Selasa, 22 Juli 2008

Kenapa Kepercayaan itu Harus Ditumbuhkan…? (Part 2)

Kenapa Kepercayaan itu Harus Ditumbuhkan…? (Part 2)

Pagi tadi selepas sholat subuh, sengaja saya mengirim sms ke salah seorang (mantan) mutarobbi. Tidak selang beberapa lama, langsung dia telepon balik.

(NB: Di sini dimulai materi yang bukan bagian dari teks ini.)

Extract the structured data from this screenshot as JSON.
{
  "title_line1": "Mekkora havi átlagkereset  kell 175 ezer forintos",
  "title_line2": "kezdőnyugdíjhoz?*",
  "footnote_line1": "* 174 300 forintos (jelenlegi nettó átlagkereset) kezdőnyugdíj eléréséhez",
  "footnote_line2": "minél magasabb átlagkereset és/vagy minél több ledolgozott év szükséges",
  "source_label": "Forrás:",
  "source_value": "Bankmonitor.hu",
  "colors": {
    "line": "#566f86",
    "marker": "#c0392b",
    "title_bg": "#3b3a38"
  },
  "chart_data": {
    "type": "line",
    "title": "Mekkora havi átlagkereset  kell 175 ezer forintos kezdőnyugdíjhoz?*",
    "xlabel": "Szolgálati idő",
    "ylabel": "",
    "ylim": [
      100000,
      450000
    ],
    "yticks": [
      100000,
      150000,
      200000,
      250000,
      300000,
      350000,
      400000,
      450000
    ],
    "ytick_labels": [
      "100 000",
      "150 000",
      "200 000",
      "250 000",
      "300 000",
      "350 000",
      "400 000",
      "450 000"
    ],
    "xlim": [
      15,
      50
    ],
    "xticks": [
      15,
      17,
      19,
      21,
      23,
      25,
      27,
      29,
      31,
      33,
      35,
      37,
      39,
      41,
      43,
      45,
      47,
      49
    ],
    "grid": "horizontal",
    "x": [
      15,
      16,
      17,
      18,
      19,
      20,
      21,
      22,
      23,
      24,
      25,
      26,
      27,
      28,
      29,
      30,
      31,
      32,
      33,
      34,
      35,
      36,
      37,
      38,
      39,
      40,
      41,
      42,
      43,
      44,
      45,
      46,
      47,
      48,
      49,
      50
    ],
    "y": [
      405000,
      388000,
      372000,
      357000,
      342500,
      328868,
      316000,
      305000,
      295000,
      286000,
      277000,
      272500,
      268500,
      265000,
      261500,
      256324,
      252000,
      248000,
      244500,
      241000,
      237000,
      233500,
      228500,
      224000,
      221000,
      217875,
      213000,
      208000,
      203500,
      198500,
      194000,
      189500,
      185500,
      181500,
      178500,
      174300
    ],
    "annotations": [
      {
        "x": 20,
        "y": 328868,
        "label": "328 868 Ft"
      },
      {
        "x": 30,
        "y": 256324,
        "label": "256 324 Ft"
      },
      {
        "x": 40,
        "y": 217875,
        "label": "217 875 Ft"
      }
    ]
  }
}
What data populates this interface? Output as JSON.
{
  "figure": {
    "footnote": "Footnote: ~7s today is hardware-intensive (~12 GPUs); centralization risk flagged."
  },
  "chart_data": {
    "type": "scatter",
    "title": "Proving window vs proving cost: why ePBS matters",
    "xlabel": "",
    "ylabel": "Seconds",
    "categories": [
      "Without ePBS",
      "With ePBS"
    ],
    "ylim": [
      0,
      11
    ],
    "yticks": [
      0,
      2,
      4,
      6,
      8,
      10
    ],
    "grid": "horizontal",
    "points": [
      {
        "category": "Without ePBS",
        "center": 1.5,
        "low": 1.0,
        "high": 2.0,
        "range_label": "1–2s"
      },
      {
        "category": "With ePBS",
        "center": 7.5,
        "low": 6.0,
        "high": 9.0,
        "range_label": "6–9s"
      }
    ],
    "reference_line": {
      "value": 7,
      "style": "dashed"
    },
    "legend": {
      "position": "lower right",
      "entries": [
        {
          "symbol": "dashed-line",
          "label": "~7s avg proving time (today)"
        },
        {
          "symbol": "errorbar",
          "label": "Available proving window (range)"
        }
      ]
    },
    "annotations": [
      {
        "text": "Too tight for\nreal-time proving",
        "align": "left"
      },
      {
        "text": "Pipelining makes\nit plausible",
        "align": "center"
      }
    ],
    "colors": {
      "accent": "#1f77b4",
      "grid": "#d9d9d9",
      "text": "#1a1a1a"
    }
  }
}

Dia bekerja di bagian akuntansi, sebuah perusahaan yang membuat mesin traktor di daerah Jalan Magelang. Menikah kurang lebih satu setengah tahun yang lalu. Proses menikahnya menurut saya termasuk heroik, karena ada sedikit ketidaksepakatan dalam beberapa hal teknis dengan orang tua akhwatnya. “Bro, akhwatnya minta nikah sirri dulu gimana?” lapornya saat-saat berkoordinasi dengan pihak akhwat terkait hari H pernikahan, ketika orang tua akhwat minta agar pernikahan diundur setahun lagi (jika mereka ingin orang tua mereka hadir di pernikahan itu) karena dalam tahun itu juga, kakaknya akhwat akan menikah.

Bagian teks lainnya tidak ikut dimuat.